Since Lightroom doesn't yet support the 5D3's RAW's, I'm using the Adobe DNG converter and bringing DNG's into LR. But I've noticed that the original RAW's are displaying much richer in DPP than the DNG's in LR. Does DPP do some default processing on RAW's? I rarely use DPP and am not at all familiar with its behavior.


----------



## KmH (Mar 28, 2012)

Each Raw converter uses it's own conversion algorithms, so they all look somewhat different from each other.

Camera maker Raw converters have access to camera settings info unavailable to other Raw converters.


----------



## Big Mike (Mar 28, 2012)

It may be possible that DPP is showing you more of an 'as shot' version, with the in-camera image settings, as opposed to LR4, which might default to baseline settings, rather than in-camera settings.  In either case, I don't think the actual image is really much different, just different default settings to start with.  Just a theory...I can't confirm.  

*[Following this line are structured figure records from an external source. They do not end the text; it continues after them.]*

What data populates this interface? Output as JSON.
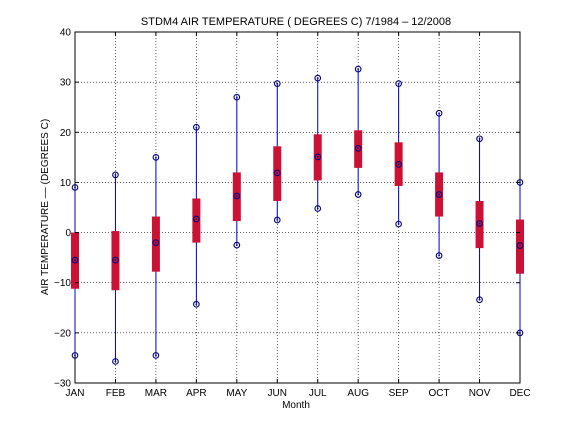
{
  "chart_data": {
    "type": "box",
    "title": "STDM4  AIR TEMPERATURE ( DEGREES C) 7/1984 – 12/2008",
    "xlabel": "Month",
    "ylabel": "AIR TEMPERATURE –– (DEGREES C)",
    "ylim": [
      -30,
      40
    ],
    "yticks": [
      -30,
      -20,
      -10,
      0,
      10,
      20,
      30,
      40
    ],
    "grid": true,
    "categories": [
      "JAN",
      "FEB",
      "MAR",
      "APR",
      "MAY",
      "JUN",
      "JUL",
      "AUG",
      "SEP",
      "OCT",
      "NOV",
      "DEC"
    ],
    "series": [
      {
        "stat": "max",
        "values": [
          9,
          11.5,
          15,
          21,
          27,
          29.7,
          30.8,
          32.6,
          29.7,
          23.8,
          18.7,
          10
        ]
      },
      {
        "stat": "q3",
        "values": [
          0,
          0.3,
          3.2,
          6.8,
          12,
          17.2,
          19.6,
          20.4,
          18,
          12,
          6.3,
          2.6
        ]
      },
      {
        "stat": "median",
        "values": [
          -5.5,
          -5.5,
          -2,
          2.7,
          7.3,
          11.9,
          15.1,
          16.8,
          13.6,
          7.6,
          1.8,
          -2.6
        ]
      },
      {
        "stat": "q1",
        "values": [
          -11.2,
          -11.5,
          -7.8,
          -2,
          2.3,
          6.3,
          10.4,
          12.9,
          9.3,
          3.2,
          -3.1,
          -8.2
        ]
      },
      {
        "stat": "min",
        "values": [
          -24.5,
          -25.7,
          -24.5,
          -14.3,
          -2.5,
          2.5,
          4.8,
          7.6,
          1.7,
          -4.6,
          -13.4,
          -20
        ]
      }
    ],
    "colors": {
      "box": "#cc1234",
      "whisker": "#0000cc",
      "marker": "#000080",
      "grid": "#000000",
      "axis": "#000000"
    }
  }
}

But Keith is correct, different RAW processing software, will process files differently.  I've read a few articles that compare 3, 4 or 5 different Raw processors...and each seems to do one thing or another, better or worse than the others.  There were no clear winners.  If anything, there is an argument that the camera maker's software is best (DPP in your case), but Adobe is never far behind and the vastly better workflow gives Adobe the upper hand.


----------



## pgriz (Mar 28, 2012)

Which then brings up the question whether one should use DPP to convert Canon's RAW (CR2) into 16-bit TIFF or another loss-less format before bringing into LR or PS?


----------



## jaomul (Mar 28, 2012)

Canons raw files have a picture style associated with them when opened in DPP. Faithful and neutral open up kind of subdued like photoshop opens a raw where you have to process every setting yourself. If landscape or standard are selected in camera the raw opens in DPP with some default contrast and sharpening etc. These styles only effect the way the files open in canons software, adore doesn't see these settings


----------



## Garbz (Mar 29, 2012)

Why would you? You have access to the RAW file and some 50 adjustment sliders to make the image look the way you want, and if you still don't like it then create your own camera profile and you have access to an unlimited number of adjustments. Well not unlimited. On a 12 bit camera you have 12280 different colours you can adjust .

You also lose a lot when you convert to TIFF, the key one being accurate and usable white balance adjustment. 

Pick a program you like and make it work for you, bastardising your workflow with other programs is not a good strategy.


----------